Il Consiglio di Stato ha respinto il ricorso presentato da Apple contro la sentenza del TAR del Lazio che aveva già confermato la vessatorietà di alcune clausole presenti nei contratti del servizio iCloud. La decisione mette un punto fermo sulla vicenda, nata dopo un’indagine dell’Antitrust, che aveva rilevato uno squilibrio nei diritti contrattuali tra Apple e i consumatori.
Le clausole contestate
L’Autorità Garante della Concorrenza e del Mercato (AGCM) aveva ritenuto che alcune clausole del contratto di iCloud creassero uno squilibrio ingiusto a danno dei consumatori.
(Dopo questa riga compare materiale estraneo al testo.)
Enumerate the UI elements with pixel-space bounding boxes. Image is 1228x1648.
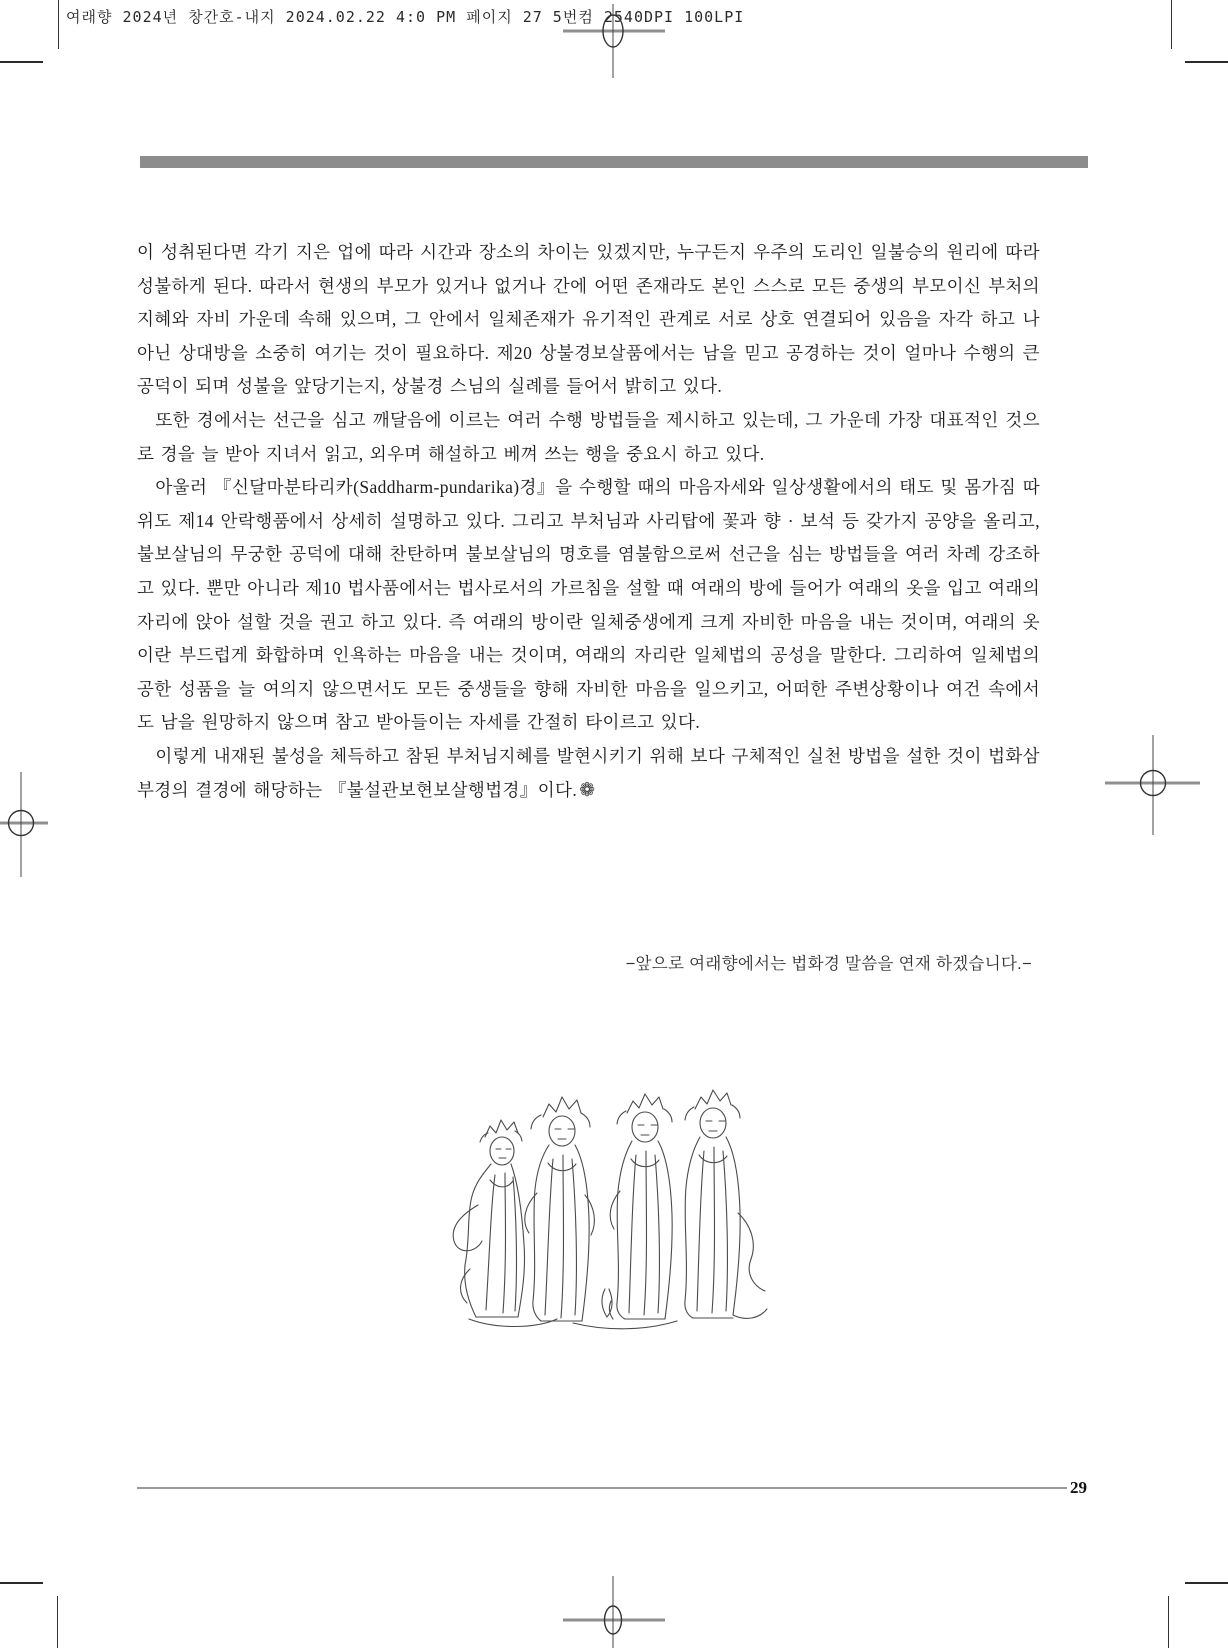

In particolare, le clausole contestate riguardavano:
- Il diritto di Apple di modificare unilateralmente le condizioni contrattuali del servizio iCloud.
- Le limitazioni di responsabilità e le esclusioni di garanzia contrattuali imposte dall’azienda.
- Il servizio di backup di iCloud, che presentava condizioni potenzialmente svantaggiose per gli utenti.
Il TAR del Lazio, nel novembre 2022, aveva respinto il ricorso di Apple, confermando le contestazioni dell’Antitrust. La società di Cupertino ha quindi presentato un nuovo ricorso al Consiglio di Stato, che però ha confermato la decisione di primo grado.
Il verdetto del Consiglio di Stato
Secondo i giudici di Palazzo Spada, Apple non ha fornito prove sufficienti per dimostrare che le clausole contestate fossero eque e bilanciate, né nel caso di servizio gratuito né per quello a pagamento.
Nella sentenza si legge che esiste un “marcato squilibrio in termini di prerogative negoziali tra le parti”, con il consumatore costretto ad accettare condizioni imposte unilateralmente dall’azienda, senza possibilità di negoziazione o di garanzia sui propri dati e sui propri diritti.
Apple ha provato a difendersi sostenendo che l’Antitrust, con il suo provvedimento, avrebbe modificato ingiustificatamente la struttura economica del contratto iCloud, imponendo obblighi onerosi per l’azienda. Tuttavia, per il Consiglio di Stato, l’AGCM si è limitata ad applicare il Codice del Consumo, senza interferire con la libertà contrattuale di Apple.
Il confronto con Dropbox: perché due pesi e due misure?
Un ulteriore punto sollevato da Apple nel suo ricorso riguardava una presunta disparità di trattamento rispetto a Dropbox, altro servizio di cloud storage. Secondo l’azienda, le clausole contestate erano simili a quelle applicate da Dropbox, che però non aveva ricevuto lo stesso trattamento dall’Antitrust.
Il Consiglio di Stato, tuttavia, ha respinto questa obiezione, chiarendo che Dropbox aveva adottato modifiche migliorative durante il procedimento, rendendo le proprie clausole più chiare e trasparenti, a differenza di Apple, che avrebbe mantenuto termini vaghi e indefiniti.
Le conseguenze per Apple e i consumatori
Con questa sentenza, Apple dovrà ora modificare le clausole di iCloud per conformarsi alle normative italiane sul consumo. La decisione potrebbe avere ripercussioni anche su altri contratti e servizi digitali, ponendo maggiore attenzione alle tutele per i consumatori nei contratti di cloud storage e servizi digitali.
Resta ora da vedere come e quando Apple aggiornerà le condizioni contrattuali di iCloud e se la decisione avrà effetti anche a livello europeo, aprendo la strada a possibili interventi di altre autorità di regolamentazione.